Introduced in 1976 for FIA Group 5 racing the 935 is an evolution of the Porsche Carrera RSR 2.1 turbo prototype which did so well in the 1974 le Mans 24hrs placing 2nd overall. 

   Porsche customers bought the 935 series in droves and it became a huge crowd pleaser being so easily identified with the Porsche 911 they saw on the roads. The FIA World Championship for  group 5 manufacturers was won at the last race after Jacky Ickx, Jochen Mass, Rolf Stommelen and Manfred Schurti battled all season long with the BMW 3.5 CSLs. 

   The 935 series would go on to win more races all around the world including le Mans in 1979.

                                                                     1/32nd scale kit.

                                                                         Built by Rod.

   This is a lovely little kit with plenty of detail and lots of opportunity to add more, as most of the Matchbox kits are. But it isn't easy to build. Especially the body shell which isn't a body shell at all. 12 parts/panels go into making the body shell, clearly a kit from the time before multi-part slide moulds that firms have today, and it swallows filler if you aren't very careful with the preparation of the panels and the positioning when glueing. If you get it right it will reward you with a lovely replica, get it wrong and you may well end up throwing it in the bin!

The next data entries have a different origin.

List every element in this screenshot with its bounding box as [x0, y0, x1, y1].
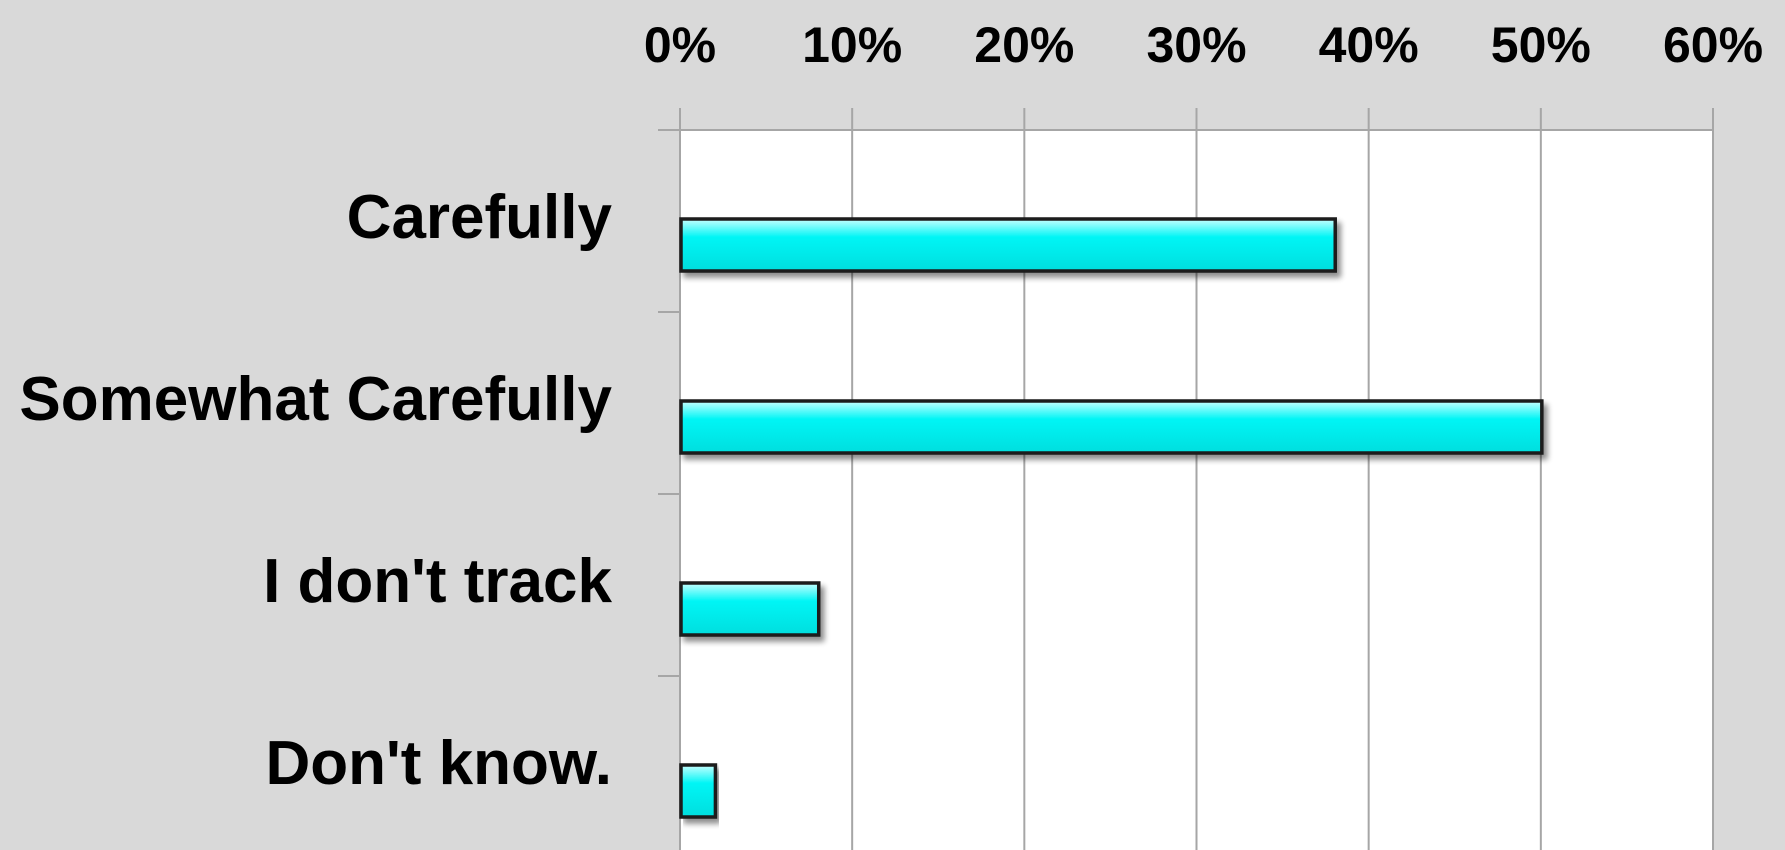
- bar: [679, 217, 1337, 273]
- category-label: Don't know.: [265, 729, 612, 798]
- x-tick-label: 10%: [802, 17, 902, 73]
- category-label: Carefully: [347, 183, 613, 252]
- bar: [679, 581, 821, 637]
- x-tick-label: 30%: [1146, 17, 1246, 73]
- bar: [679, 763, 718, 819]
- category-label: I don't track: [263, 547, 612, 616]
- x-tick-label: 50%: [1491, 17, 1591, 73]
- category-labels: Carefully Somewhat Carefully I don't track…: [19, 183, 612, 798]
- category-label: Somewhat Carefully: [19, 365, 612, 434]
- bars: [679, 217, 1544, 819]
- x-tick-label: 20%: [974, 17, 1074, 73]
- x-tick-label: 60%: [1663, 17, 1763, 73]
- x-axis-ticks: 0% 10% 20% 30% 40% 50% 60%: [644, 17, 1763, 73]
- bar: [679, 399, 1544, 455]
- x-tick-label: 40%: [1319, 17, 1419, 73]
- x-tick-label: 0%: [644, 17, 716, 73]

   The original release was PK308 Porsche 935 "Martini", which was followed with PK-311 of a "Liqui Moly" sponsored Porsche 935 for the American market. Unlike several of the other Matchbox cars this one doesn't appear to have been released under the AMT banner, perhaps because AMT had 1/24th options in their line up. The kit did resurface about 20 years after matchbox stopped making kits when in 2004 Revell used the moulds to give us a Jagermeister Porsche 935, kit no. #07238, in a hideous and very restrictive Orange plastic!

   Rod built his model around the time of its release which would have been 1979-80-ish. It is all painted by brush with Humbrol enamels and decals applied over the compound curves without the aid of microsol etc as that sort of decal softening product wasn't on the market back then. The paintwork and decals haven't perhaps stood up to the tests of time but for a 30+ year old model it still looks pretty good.